District Judge: ‘Never Once’ Any Sign Paterno Tampered in Justice System
by Carmine W. Prestia Jr.
I’ve lived and worked in State College for the past 41 years: 25 with the State College Police Department, one year of retirement, and 15 years as a magisterial district judge. The events of the past few months have disturbed my family and me, just like they have everyone else.
A lot has been said, and there have been all kinds of opinions, accusations, and even a few facts offered. Usually, I should keep quiet because of my position, but I would be less of a man if I didn’t offer this.
First, the disclaimer: I’ve met Joe Paterno maybe three times in the past 41 years. I’ve met and talked to Sue a number of times, and she and my wife, Elaine, worked together at playschool and Our Lady of Victory Elementary School when our son Chris went there with the Paternos’ son Scott. Chris is still friends with Scott and his family.
When I went to Hershey Medical Center for bypass surgery, Scott and Heather invited Elaine there to stay at their home nearby for several nights to be near me. I even shoveled the snow off the Paternos’ walk a couple times when I moonlighted as a landscaper. I graduated from Penn State and still teach there in the Deputy Sheriff Academy.
We’ve heard a lot of accusations about Joe trying to protect the football players when they got in trouble, covering up for them. That’s not my experience!
Never once in my time as a police officer or judge has anyone in the football program asked me to cover up anything, withdraw a charge, or do something else unethical. I certainly saw a number of players get in trouble. Offenses ranged from simple summary offenses to felonies of the first degree.
The only thing that I remember about these situations was my friend Frank Rocco calling me at the police department on a Monday morning to inquire about a rumor he heard that some players had gotten in trouble. I would check and confirm the information, and Frank would say: “OK, Carm — I’ll tell Joe. Thank you.” Never once a request to do anything to cover up something.
As a judge, I also dealt with football players. Several years ago, a young man was brought into my court on a significant amount of unpaid warrants. As it turned out, he was a first- or second-string football player and had ignored a large number of parking offenses.

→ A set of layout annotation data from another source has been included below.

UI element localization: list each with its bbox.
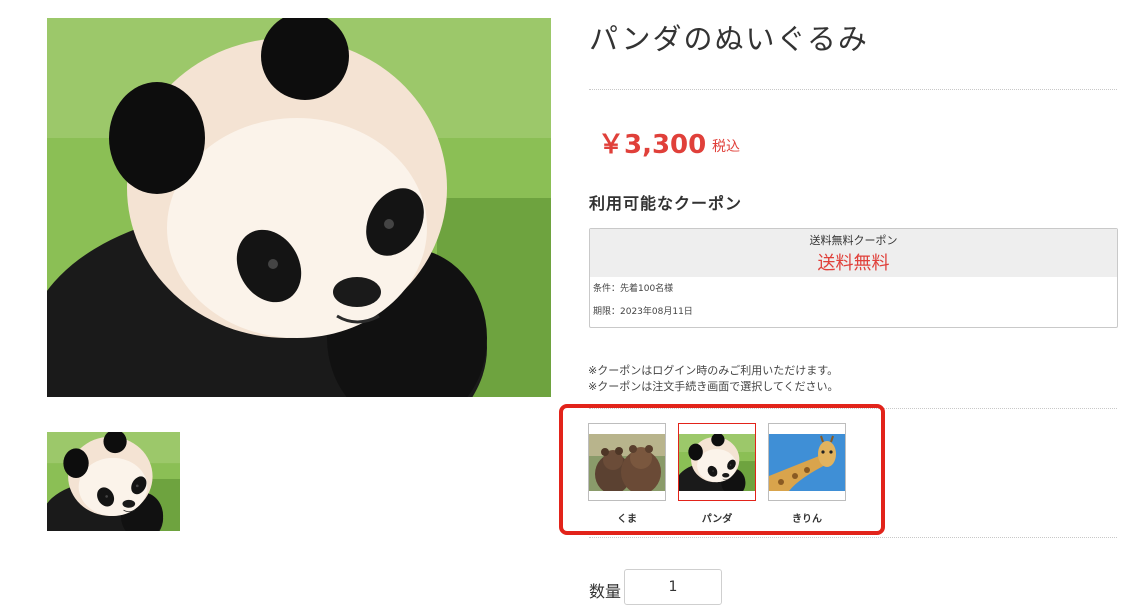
variant-label: きりん xyxy=(792,514,822,525)
variant-swatch[interactable] xyxy=(678,423,756,501)
variant-option-panda[interactable]: パンダ xyxy=(678,423,756,525)
variant-option-bear[interactable]: くま xyxy=(588,423,666,525)
panda-photo-icon xyxy=(679,434,755,491)
divider xyxy=(589,89,1117,90)
coupon-expiry: 期限：2023年08月11日 xyxy=(593,307,693,317)
variant-swatch[interactable] xyxy=(768,423,846,501)
product-price: ￥3,300 xyxy=(598,130,707,160)
tax-label: 税込 xyxy=(712,139,740,155)
variant-label: パンダ xyxy=(701,514,733,525)
variant-option-giraffe[interactable]: きりん xyxy=(768,423,846,525)
coupon-note: ※クーポンは注文手続き画面で選択してください。 xyxy=(588,380,839,393)
coupon-name: 送料無料クーポン xyxy=(809,234,898,247)
quantity-input[interactable] xyxy=(624,569,722,605)
divider xyxy=(589,537,1117,538)
coupon-card: 送料無料クーポン 送料無料 条件：先着100名様 期限：2023年08月11日 xyxy=(589,228,1118,328)
variant-swatch[interactable] xyxy=(588,423,666,501)
bear-photo-icon xyxy=(589,434,665,491)
panda-photo-icon xyxy=(47,432,180,531)
giraffe-photo-icon xyxy=(769,434,845,491)
coupon-heading: 利用可能なクーポン xyxy=(589,194,743,213)
panda-photo-icon xyxy=(47,18,551,397)
main-product-image xyxy=(47,18,551,397)
product-thumbnail[interactable] xyxy=(47,432,180,531)
product-title: パンダのぬいぐるみ xyxy=(589,22,869,56)
coupon-value: 送料無料 xyxy=(817,253,890,274)
quantity-label: 数量 xyxy=(589,582,622,601)
coupon-note: ※クーポンはログイン時のみご利用いただけます。 xyxy=(588,364,839,377)
coupon-header: 送料無料クーポン 送料無料 xyxy=(590,229,1117,277)
variant-label: くま xyxy=(617,514,637,525)
coupon-condition: 条件：先着100名様 xyxy=(593,284,674,294)
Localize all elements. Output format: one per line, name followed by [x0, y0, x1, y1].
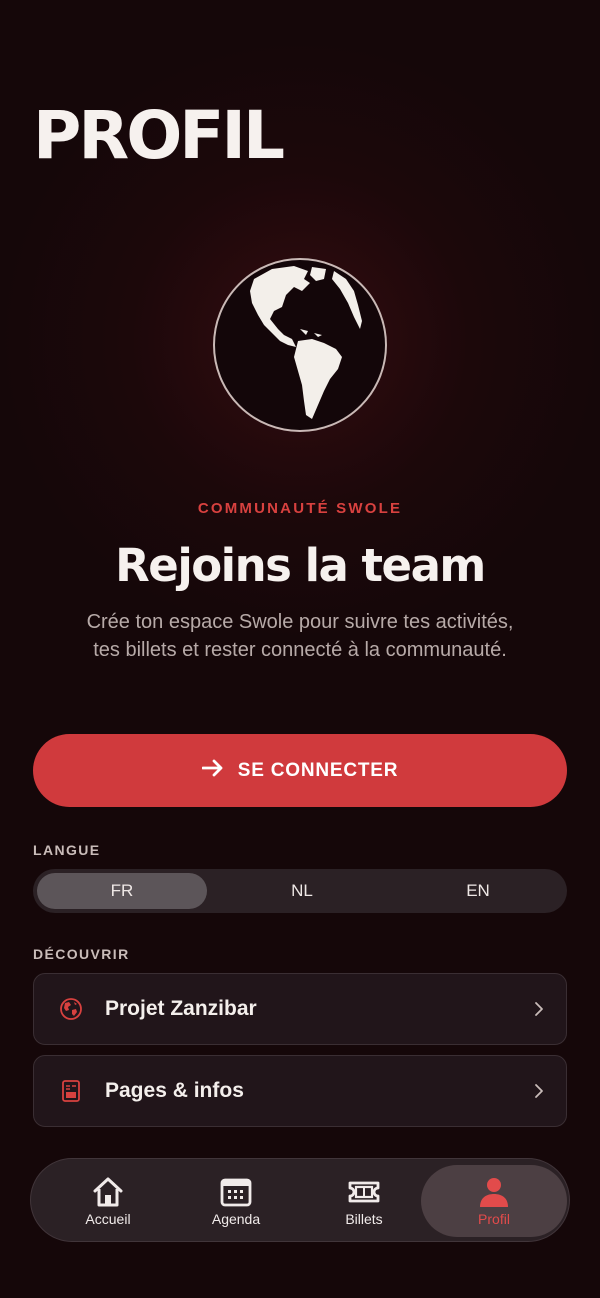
login-button-label: SE CONNECTER	[237, 759, 399, 781]
globe-outline-icon	[59, 997, 83, 1021]
document-icon	[59, 1079, 83, 1103]
hero-description: Crée ton espace Swole pour suivre tes ac…	[86, 611, 514, 661]
language-option-fr[interactable]: FR	[37, 873, 207, 909]
discover-section-label: DÉCOUVRIR	[33, 946, 130, 962]
ticket-icon	[347, 1176, 381, 1208]
tab-label: Agenda	[211, 1211, 261, 1227]
bottom-tab-bar: Accueil Agenda Billets Profil	[30, 1158, 570, 1242]
discover-item-label: Pages & infos	[105, 1079, 244, 1102]
globe-icon	[212, 257, 388, 433]
calendar-icon	[219, 1176, 253, 1208]
chevron-right-icon	[532, 1083, 546, 1099]
chevron-right-icon	[532, 1001, 546, 1017]
tab-accueil[interactable]: Accueil	[43, 1165, 173, 1237]
hero-headline: Rejoins la team	[115, 539, 486, 592]
discover-item-label: Projet Zanzibar	[105, 997, 257, 1020]
arrow-right-icon	[201, 759, 224, 783]
discover-item-projet-zanzibar[interactable]: Projet Zanzibar	[33, 973, 567, 1045]
hero-eyebrow: COMMUNAUTÉ SWOLE	[197, 500, 403, 517]
home-icon	[91, 1176, 125, 1208]
tab-label: Accueil	[85, 1211, 131, 1227]
language-selector: FR NL EN	[33, 869, 567, 913]
tab-label: Profil	[478, 1211, 510, 1227]
language-option-nl[interactable]: NL	[217, 873, 387, 909]
tab-agenda[interactable]: Agenda	[171, 1165, 301, 1237]
language-section-label: LANGUE	[33, 842, 101, 858]
page-title: PROFIL	[33, 97, 285, 174]
discover-item-pages-infos[interactable]: Pages & infos	[33, 1055, 567, 1127]
tab-billets[interactable]: Billets	[299, 1165, 429, 1237]
tab-profil[interactable]: Profil	[421, 1165, 567, 1237]
user-icon	[477, 1176, 511, 1208]
language-option-en[interactable]: EN	[393, 873, 563, 909]
login-button[interactable]: SE CONNECTER	[33, 734, 567, 807]
tab-label: Billets	[345, 1211, 383, 1227]
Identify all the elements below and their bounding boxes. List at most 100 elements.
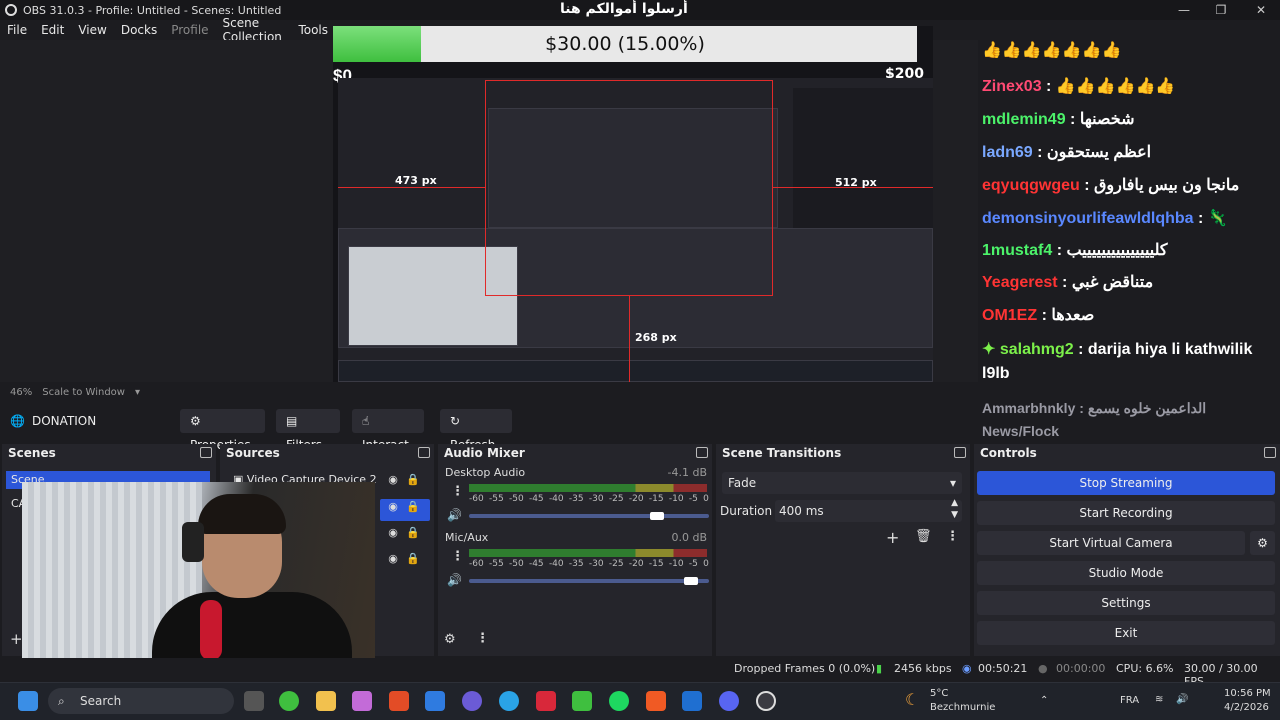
menu-view[interactable]: View	[71, 23, 113, 37]
duration-input[interactable]: 400 ms ▲ ▼	[775, 497, 962, 522]
menu-tools[interactable]: Tools	[291, 23, 335, 37]
chevron-down-icon[interactable]: ▾	[135, 387, 140, 398]
maximize-icon[interactable]: ❐	[1213, 2, 1229, 18]
pointer-icon: ☝	[362, 414, 370, 428]
guide-height-label: 268 px	[635, 331, 677, 344]
selection-box[interactable]	[485, 80, 773, 296]
channel-menu-icon[interactable]: ⋮	[451, 484, 464, 499]
meter-scale: -60 -55 -50 -45 -40 -35 -30 -25 -20 -15 -10 -5 0	[469, 559, 709, 569]
app-icon-wps[interactable]	[536, 691, 556, 711]
app-icon-purple[interactable]	[462, 691, 482, 711]
lock-icon[interactable]: 🔒	[406, 473, 420, 487]
start-recording-button[interactable]: Start Recording	[977, 501, 1275, 525]
exit-button[interactable]: Exit	[977, 621, 1275, 645]
store-icon[interactable]	[425, 691, 445, 711]
obs-taskbar-icon[interactable]	[756, 691, 776, 711]
volume-slider[interactable]	[469, 514, 709, 518]
minimize-icon[interactable]: —	[1176, 2, 1192, 18]
menu-profile[interactable]: Profile	[164, 23, 215, 37]
scale-mode-select[interactable]: Scale to Window	[42, 387, 125, 398]
edge-icon[interactable]	[499, 691, 519, 711]
clock-date[interactable]: 4/2/2026	[1224, 702, 1269, 713]
spotify-icon[interactable]	[609, 691, 629, 711]
visibility-eye-icon[interactable]: ◉	[386, 552, 400, 566]
lock-icon[interactable]: 🔒	[406, 526, 420, 540]
windows-start-icon[interactable]	[18, 691, 38, 711]
volume-slider-knob[interactable]	[649, 512, 664, 520]
wifi-icon[interactable]: ≋	[1155, 694, 1163, 705]
meter-tick-label: -35	[568, 494, 584, 504]
studio-mode-button[interactable]: Studio Mode	[977, 561, 1275, 585]
speaker-icon[interactable]: 🔊	[447, 508, 462, 522]
spinner-icon[interactable]: ▲ ▼	[951, 497, 958, 521]
properties-button[interactable]: ⚙ Properties	[180, 409, 265, 452]
undock-icon[interactable]	[1264, 447, 1276, 458]
preview-scale-bar: 46% Scale to Window ▾	[0, 383, 978, 401]
mixer-channel-desktop: Desktop Audio -4.1 dB ⋮ -60 -55 -50 -45 -40-…	[443, 466, 711, 526]
chat-message: mdlemin49 : شخصنها	[982, 109, 1135, 129]
nested-chat	[793, 88, 933, 228]
meter-tick-label: 0	[703, 494, 709, 504]
virtual-camera-settings-icon[interactable]: ⚙	[1250, 531, 1275, 555]
add-scene-icon[interactable]: +	[10, 630, 23, 648]
signal-icon: ▮	[876, 662, 883, 675]
file-explorer-icon[interactable]	[316, 691, 336, 711]
utorrent-icon[interactable]	[572, 691, 592, 711]
cpu-usage: CPU: 6.6%	[1116, 662, 1174, 675]
mixer-channel-mic: Mic/Aux 0.0 dB ⋮ -60 -55 -50 -45 -40 -35 -30 -2…	[443, 531, 711, 591]
undock-icon[interactable]	[418, 447, 430, 458]
app-icon-blue[interactable]	[682, 691, 702, 711]
menu-docks[interactable]: Docks	[114, 23, 164, 37]
visibility-eye-icon[interactable]: ◉	[386, 526, 400, 540]
language-indicator[interactable]: FRA	[1120, 695, 1139, 706]
taskbar-search[interactable]: ⌕ Search	[48, 688, 234, 714]
volume-slider-knob[interactable]	[683, 577, 698, 585]
transition-menu-icon[interactable]: ⋮	[946, 529, 959, 544]
clock-time[interactable]: 10:56 PM	[1224, 688, 1271, 699]
weather-icon: ☾	[905, 690, 920, 709]
channel-menu-icon[interactable]: ⋮	[451, 549, 464, 564]
menu-edit[interactable]: Edit	[34, 23, 71, 37]
lock-icon[interactable]: 🔒	[406, 552, 420, 566]
discord-icon[interactable]	[719, 691, 739, 711]
guide-bottom	[629, 296, 630, 382]
lock-icon[interactable]: 🔒	[406, 500, 420, 514]
volume-icon[interactable]: 🔊	[1176, 694, 1188, 705]
app-icon-red[interactable]	[389, 691, 409, 711]
volume-slider[interactable]	[469, 579, 709, 583]
start-virtual-camera-button[interactable]: Start Virtual Camera	[977, 531, 1245, 555]
brave-icon[interactable]	[646, 691, 666, 711]
undock-icon[interactable]	[696, 447, 708, 458]
menu-file[interactable]: File	[0, 23, 34, 37]
stop-streaming-button[interactable]: Stop Streaming	[977, 471, 1275, 495]
chat-text: : 🦎	[1193, 210, 1228, 227]
mixer-settings-icon[interactable]: ⚙	[444, 632, 456, 647]
mixer-menu-icon[interactable]: ⋮	[476, 631, 489, 646]
add-transition-icon[interactable]: +	[886, 528, 899, 547]
trash-icon[interactable]: 🗑	[915, 529, 932, 544]
meter-tick-label: -5	[688, 494, 698, 504]
filters-button[interactable]: ▤ Filters	[276, 409, 340, 452]
visibility-eye-icon[interactable]: ◉	[386, 473, 400, 487]
refresh-button[interactable]: ↻ Refresh	[440, 409, 512, 452]
obs-logo-icon	[5, 4, 17, 16]
copilot-icon[interactable]	[352, 691, 372, 711]
level-meter	[469, 484, 707, 492]
chevron-up-icon[interactable]: ⌃	[1040, 695, 1048, 706]
undock-icon[interactable]	[200, 447, 212, 458]
meter-tick-label: -60	[469, 559, 484, 569]
undock-icon[interactable]	[954, 447, 966, 458]
browser-source-icon: 🌐	[10, 414, 25, 428]
stream-preview[interactable]: $30.00 (15.00%) $0 $200 473 px 268 px 51…	[333, 26, 933, 382]
visibility-eye-icon[interactable]: ◉	[386, 500, 400, 514]
zoom-level: 46%	[10, 386, 33, 398]
task-view-icon[interactable]	[244, 691, 264, 711]
close-icon[interactable]: ✕	[1253, 2, 1269, 18]
interact-button[interactable]: ☝ Interact	[352, 409, 424, 452]
transition-select[interactable]: Fade ▾	[722, 472, 962, 494]
settings-button[interactable]: Settings	[977, 591, 1275, 615]
speaker-icon[interactable]: 🔊	[447, 573, 462, 587]
meter-tick-label: -5	[688, 559, 698, 569]
gear-icon: ⚙	[190, 414, 201, 428]
app-icon-green[interactable]	[279, 691, 299, 711]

He had asked for a payment plan and defaulted several times, ignoring the court’s warnings. The police had picked him up and brought him before the court. I told him the “jig was up” and that he had to pay the fines or go to jail. There was a possibility he would miss the next game in one or two days. He asked to make a phone call.
Shortly thereafter, several young men from the football program showed up and asked what they could do for him. I said produce the fines and costs. After about a half hour, they returned with the money in hand. It was quite evident that they had taken up a collection amongst his friends.
I released him and left it to them to settle the debts. No coaches or administrators called to ask a favor. Never once.
In all those years, if Joe was trying to protect his players, covering up for them, why didn’t I hear or see anything? Where were these conspiracies? I know that legal problems pained and embarrassed all of the coaching staff, but the players had to deal with the consequences on their own.
I should have written this before Joe died. We always wait too long. Maybe the family and friends will get some comfort from my experience.
Someone had to say it: never once.
Editor’s note: Carmine W. Prestia Jr. is a district judge based in downtown State College.